Que algunos profetas escribidores, bien alimentados por el poder, sus aledaños o por la leal oposición, alarmen a la clientela, forma parte del convenio no escrito: cobran al final de mes de las instituciones que suelen alancear sin consecuencias, y a veces de los fondos institucionales periféricos pero bien dotados de recursos... a que no hacen ascos. La nómina es considerable, y la congrua respetable con la buena conciencia de ser los permanentes "puros", las vestales de la verdad. Navegan en la barca, sobre el fango que percha alguna hace avanzar como no sea en círculos sobre la propia pestilencia.
Somos bastantes para tener el peso que se nos debe. Y podemos tener socios para hacer valer nuestra fuerza. Esta sociedad no está muerta, está inerme ante la parálisis institucional. Esta sociedad puede haberse encandilado ante la virtualidad; sorprendida ante el "becerro de oro" del enriquecimiento fácil, aplaudido por el coro de palmeros que va desde las instituciones a los media. Está viva, con todos sus recursos, imaginación y capacidad de innovar, para reclamar un liderazgo acorde con los retos de competencia en todos los ámbitos. Desde los empresariales, que ya se mueven, a los sociales, políticos, más allá del anecdotario servil. Con una sacudida en que se dan la mano la inteligencia, la razón, y la necesidad.

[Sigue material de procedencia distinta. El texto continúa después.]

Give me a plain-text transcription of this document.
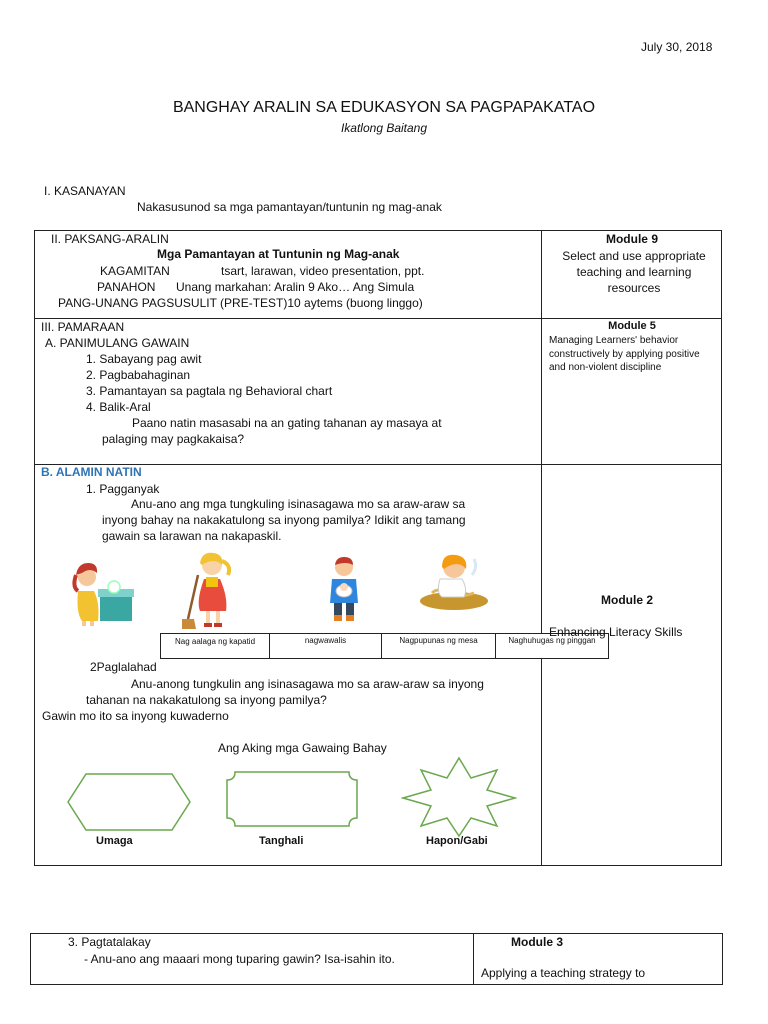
July 30, 2018
BANGHAY ARALIN SA EDUKASYON SA PAGPAPAKATAO
Ikatlong Baitang
I. KASANAYAN
Nakasusunod sa mga pamantayan/tuntunin ng mag-anak
II. PAKSANG-ARALIN
Mga Pamantayan at Tuntunin ng Mag-anak
KAGAMITAN	tsart, larawan, video presentation, ppt.
PANAHON Unang markahan: Aralin 9 Ako… Ang Simula
PANG-UNANG PAGSUSULIT (PRE-TEST)10 aytems (buong linggo)
Module 9
Select and use appropriate teaching and learning resources
III. PAMARAAN
A. PANIMULANG GAWAIN
1. Sabayang pag awit
2. Pagbabahaginan
3. Pamantayan sa pagtala ng Behavioral chart
4. Balik-Aral
Paano natin masasabi na an gating tahanan ay masaya at
palaging may pagkakaisa?
Module 5
Managing Learners' behavior constructively by applying positive and non-violent discipline
B. ALAMIN NATIN
1. Pagganyak
Anu-ano ang mga tungkuling isinasagawa mo sa araw-araw sa
inyong bahay na nakakatulong sa inyong pamilya? Idikit ang tamang
gawain sa larawan na nakapaskil.
Nag aalaga ng kapatid	nagwawalis	Nagpupunas ng mesa	Naghuhugas ng pinggan
2Paglalahad
Anu-anong tungkulin ang isinasagawa mo sa araw-araw sa inyong
tahanan na nakakatulong sa inyong pamilya?
Gawin mo ito sa inyong kuwaderno
Ang Aking mga Gawaing Bahay
Umaga	Tanghali	Hapon/Gabi
Module 2
Enhancing Literacy Skills
3. Pagtatalakay
- Anu-ano ang maaari mong tuparing gawin? Isa-isahin ito.
Module 3
Applying a teaching strategy to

Un liderazgo que requiere de convicciones, claro está. De las elementales y comprensibles para hacer de la ciudadanía cómplice: en la defensa del territorio y su sostenibilidad, de la competencia y la cooperación, con objetivos comunes, compartidos; para que las señas de identidad se conviertan en elemento de cohesión y no en arma arrojadiza, sin convicciones y a tiempo parcial mientras se acepta la subalternidad.
De no alcanzar este grado de madurez en una sociedad abierta y democrática, los "líderes" no dejaran de ser meros títeres para un territorio fragmentado, despersonalizado, objeto de análisis de los arqueólogos del futuro. Desde luego no debiéramos ser , a estas alturas, estribillo de bolero, de "lo que pudo haber sido, y no fue". La pregunta, por obvia, hay que formularla: ¿tenemos estos liderazgos? Y, a todos, caso de existir: ¿sabremos sostenerlos?
Ricard Pérez Casado es doctor en Historia.